In 2008, RealNetworks started an arbitration action against VeriSign, a digital security company, to resolve a dispute about a 2001 alliance agreement between the two. VeriSign argued RealNetworks breached the agreement and interfered with the proposed sale of certain business units.
In May 2009, the arbitrator sided with VeriSign but didn't set any damages.
According to a Securities and Exchange Commission report filed late Tuesday, RealNetworks said the arbitrator has now reversed course and concluded RealNetworks is not responsible for any damages.

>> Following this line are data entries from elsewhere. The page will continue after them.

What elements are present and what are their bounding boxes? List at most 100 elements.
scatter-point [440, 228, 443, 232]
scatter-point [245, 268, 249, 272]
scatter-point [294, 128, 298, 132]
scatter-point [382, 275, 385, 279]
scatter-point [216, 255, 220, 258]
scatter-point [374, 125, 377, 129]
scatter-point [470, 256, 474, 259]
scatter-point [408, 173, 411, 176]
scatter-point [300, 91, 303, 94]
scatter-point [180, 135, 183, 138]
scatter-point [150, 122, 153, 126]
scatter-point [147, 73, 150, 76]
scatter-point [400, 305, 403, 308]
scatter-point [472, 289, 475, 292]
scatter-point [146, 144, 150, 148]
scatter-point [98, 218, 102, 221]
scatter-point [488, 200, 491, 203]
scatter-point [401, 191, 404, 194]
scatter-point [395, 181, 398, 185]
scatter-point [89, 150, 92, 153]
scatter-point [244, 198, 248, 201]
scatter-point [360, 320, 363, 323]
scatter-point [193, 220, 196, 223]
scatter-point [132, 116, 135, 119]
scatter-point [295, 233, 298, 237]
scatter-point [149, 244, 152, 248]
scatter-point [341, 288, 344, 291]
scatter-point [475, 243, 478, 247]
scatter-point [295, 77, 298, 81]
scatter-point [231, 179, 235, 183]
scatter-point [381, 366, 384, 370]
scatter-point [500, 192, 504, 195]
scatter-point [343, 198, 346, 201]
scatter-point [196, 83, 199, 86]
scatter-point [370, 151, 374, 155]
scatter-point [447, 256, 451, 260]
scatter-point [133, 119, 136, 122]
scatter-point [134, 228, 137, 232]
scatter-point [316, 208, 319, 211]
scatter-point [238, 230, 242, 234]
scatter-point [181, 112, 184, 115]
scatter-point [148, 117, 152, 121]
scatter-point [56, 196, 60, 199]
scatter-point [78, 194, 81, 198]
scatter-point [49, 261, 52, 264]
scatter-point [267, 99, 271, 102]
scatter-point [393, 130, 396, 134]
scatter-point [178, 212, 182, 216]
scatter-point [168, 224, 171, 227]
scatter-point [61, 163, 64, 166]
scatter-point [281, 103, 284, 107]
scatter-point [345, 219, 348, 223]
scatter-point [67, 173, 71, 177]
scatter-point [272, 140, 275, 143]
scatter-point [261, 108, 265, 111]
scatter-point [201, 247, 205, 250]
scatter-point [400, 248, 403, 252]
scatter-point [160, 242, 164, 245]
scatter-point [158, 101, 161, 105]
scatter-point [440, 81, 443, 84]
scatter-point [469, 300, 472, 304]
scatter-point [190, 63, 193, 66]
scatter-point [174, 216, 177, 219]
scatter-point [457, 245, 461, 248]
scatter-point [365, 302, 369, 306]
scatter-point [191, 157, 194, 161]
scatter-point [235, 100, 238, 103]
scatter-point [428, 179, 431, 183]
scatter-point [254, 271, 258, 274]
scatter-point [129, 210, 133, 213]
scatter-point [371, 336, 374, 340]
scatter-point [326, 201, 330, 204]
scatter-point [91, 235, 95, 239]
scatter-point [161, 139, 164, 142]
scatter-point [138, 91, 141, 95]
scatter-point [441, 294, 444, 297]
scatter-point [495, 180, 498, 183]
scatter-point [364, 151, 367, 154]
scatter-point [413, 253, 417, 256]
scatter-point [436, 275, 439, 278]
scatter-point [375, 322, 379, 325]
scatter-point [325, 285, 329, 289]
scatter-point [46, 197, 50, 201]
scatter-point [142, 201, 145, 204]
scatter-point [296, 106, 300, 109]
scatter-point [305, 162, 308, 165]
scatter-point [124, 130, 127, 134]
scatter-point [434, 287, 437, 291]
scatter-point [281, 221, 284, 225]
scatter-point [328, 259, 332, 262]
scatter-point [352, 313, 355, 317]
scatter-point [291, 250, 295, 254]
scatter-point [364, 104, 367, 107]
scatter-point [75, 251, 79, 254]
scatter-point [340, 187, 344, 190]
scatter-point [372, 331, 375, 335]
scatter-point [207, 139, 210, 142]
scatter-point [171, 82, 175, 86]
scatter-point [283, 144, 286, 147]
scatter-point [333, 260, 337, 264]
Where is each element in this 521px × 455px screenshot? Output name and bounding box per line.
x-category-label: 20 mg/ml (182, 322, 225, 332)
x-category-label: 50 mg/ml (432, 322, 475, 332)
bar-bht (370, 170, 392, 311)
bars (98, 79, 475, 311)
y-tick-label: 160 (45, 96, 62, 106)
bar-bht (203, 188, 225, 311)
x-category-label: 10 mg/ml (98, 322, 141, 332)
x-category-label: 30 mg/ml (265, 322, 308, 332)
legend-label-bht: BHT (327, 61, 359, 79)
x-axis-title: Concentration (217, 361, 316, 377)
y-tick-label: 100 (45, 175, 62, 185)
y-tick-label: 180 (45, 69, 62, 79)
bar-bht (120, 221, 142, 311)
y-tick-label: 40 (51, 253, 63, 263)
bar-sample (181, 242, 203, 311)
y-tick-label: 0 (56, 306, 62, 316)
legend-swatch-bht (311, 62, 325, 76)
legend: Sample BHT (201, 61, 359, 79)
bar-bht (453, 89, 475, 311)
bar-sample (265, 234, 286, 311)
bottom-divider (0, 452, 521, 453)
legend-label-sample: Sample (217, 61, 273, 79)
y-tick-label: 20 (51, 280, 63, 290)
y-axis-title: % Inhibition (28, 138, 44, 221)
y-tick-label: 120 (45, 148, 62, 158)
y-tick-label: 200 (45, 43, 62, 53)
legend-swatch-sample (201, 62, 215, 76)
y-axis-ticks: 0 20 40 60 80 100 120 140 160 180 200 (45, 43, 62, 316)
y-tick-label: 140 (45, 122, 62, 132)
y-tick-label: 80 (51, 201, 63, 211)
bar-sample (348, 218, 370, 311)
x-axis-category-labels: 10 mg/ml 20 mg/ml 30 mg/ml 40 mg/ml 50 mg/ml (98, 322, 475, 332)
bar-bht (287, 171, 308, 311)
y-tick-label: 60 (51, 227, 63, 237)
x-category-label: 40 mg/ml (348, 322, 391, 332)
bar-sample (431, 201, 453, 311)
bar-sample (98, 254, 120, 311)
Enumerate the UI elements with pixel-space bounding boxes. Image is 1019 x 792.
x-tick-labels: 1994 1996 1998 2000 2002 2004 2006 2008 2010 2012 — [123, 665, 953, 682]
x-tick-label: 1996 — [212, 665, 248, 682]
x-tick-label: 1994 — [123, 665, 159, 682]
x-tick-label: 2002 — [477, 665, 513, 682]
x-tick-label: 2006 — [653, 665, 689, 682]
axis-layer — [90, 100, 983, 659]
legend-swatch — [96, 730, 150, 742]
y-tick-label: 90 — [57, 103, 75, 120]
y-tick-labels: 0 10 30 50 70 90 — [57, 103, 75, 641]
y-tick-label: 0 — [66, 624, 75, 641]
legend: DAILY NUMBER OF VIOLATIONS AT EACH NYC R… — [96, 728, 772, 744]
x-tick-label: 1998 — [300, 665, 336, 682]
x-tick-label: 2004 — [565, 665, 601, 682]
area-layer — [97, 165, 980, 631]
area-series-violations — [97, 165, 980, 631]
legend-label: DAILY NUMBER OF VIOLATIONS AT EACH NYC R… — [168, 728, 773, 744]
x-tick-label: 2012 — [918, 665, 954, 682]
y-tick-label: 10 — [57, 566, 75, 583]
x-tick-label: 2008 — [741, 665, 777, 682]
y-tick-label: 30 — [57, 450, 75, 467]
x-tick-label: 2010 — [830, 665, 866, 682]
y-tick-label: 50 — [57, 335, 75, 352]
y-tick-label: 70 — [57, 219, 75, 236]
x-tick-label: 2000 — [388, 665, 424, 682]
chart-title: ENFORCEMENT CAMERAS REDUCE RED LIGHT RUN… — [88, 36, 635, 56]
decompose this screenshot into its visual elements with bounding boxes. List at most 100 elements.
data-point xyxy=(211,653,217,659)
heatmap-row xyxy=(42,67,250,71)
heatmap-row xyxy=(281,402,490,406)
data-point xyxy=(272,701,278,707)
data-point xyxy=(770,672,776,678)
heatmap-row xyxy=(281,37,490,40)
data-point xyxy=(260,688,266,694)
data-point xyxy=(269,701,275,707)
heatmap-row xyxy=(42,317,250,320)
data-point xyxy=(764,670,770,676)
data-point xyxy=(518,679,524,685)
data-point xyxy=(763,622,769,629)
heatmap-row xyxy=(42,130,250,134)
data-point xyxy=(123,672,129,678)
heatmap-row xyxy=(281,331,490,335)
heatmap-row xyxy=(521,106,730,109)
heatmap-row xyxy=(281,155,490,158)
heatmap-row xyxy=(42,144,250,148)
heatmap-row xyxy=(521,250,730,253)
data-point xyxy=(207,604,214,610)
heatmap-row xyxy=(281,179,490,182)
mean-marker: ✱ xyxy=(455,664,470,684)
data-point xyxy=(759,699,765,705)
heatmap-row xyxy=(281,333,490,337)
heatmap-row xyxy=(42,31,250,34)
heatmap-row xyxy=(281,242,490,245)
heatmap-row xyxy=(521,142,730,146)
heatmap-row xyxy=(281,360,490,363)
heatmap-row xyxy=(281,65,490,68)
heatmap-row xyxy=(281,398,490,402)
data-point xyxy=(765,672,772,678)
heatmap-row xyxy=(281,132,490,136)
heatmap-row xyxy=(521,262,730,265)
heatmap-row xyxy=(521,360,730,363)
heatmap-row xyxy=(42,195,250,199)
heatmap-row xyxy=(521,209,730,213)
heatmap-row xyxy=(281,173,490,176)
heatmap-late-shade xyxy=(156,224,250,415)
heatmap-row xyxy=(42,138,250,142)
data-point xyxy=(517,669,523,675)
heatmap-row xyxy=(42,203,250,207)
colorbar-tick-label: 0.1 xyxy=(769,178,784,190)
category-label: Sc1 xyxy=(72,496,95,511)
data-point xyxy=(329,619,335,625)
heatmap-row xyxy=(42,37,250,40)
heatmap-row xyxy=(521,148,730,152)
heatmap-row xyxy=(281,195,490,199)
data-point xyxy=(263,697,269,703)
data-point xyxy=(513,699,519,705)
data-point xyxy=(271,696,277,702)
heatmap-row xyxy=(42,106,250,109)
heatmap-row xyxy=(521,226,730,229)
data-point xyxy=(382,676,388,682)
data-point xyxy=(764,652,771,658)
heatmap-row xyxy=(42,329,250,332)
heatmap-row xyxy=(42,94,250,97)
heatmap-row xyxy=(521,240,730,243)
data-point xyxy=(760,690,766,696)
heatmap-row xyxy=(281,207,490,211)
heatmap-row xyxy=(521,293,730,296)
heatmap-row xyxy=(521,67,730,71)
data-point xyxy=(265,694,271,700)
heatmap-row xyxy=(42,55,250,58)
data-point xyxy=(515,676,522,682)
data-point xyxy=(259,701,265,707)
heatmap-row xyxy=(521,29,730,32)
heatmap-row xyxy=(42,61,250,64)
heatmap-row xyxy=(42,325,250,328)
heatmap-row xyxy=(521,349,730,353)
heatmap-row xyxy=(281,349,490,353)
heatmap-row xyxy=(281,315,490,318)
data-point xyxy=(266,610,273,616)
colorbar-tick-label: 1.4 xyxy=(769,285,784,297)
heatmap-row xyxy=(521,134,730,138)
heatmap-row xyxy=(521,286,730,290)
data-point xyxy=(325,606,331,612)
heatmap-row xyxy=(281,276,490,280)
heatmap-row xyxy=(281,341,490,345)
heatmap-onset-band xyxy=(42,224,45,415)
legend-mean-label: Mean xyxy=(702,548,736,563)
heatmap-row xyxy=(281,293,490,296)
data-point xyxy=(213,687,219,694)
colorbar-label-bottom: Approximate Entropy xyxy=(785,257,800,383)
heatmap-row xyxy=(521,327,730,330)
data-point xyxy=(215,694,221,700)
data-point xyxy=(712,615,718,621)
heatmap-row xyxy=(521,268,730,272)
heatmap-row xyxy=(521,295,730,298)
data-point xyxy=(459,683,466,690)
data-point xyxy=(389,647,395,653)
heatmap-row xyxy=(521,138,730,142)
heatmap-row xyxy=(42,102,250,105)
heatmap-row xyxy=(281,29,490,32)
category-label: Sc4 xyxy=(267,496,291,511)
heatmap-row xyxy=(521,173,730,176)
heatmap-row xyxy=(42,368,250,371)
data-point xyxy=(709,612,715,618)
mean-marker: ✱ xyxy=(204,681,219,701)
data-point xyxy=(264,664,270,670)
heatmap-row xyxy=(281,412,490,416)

RealNetworks' stock jumped 53 cents, or 15 percent, to $3.98 in afternoon trading.
J.P. Morgan analyst Vasily Karasyov upgraded RealNetworks' stock to "Neutral" from "Underweight" after the ruling, saying it reduced the risk to RealNetworks' cash position and thus its stock price.
However, Karasyov wrote in a note to investors Wednesday that the upgrade doesn't mean he is any more positive about the company's operations.
"We believe the company is facing competitive and cyclical challenges which we expect to persist in the midterm. As such, we don't expect a material improvement in earnings trend," he wrote.
Shares of VeriSign slipped 35 cents to $21.76.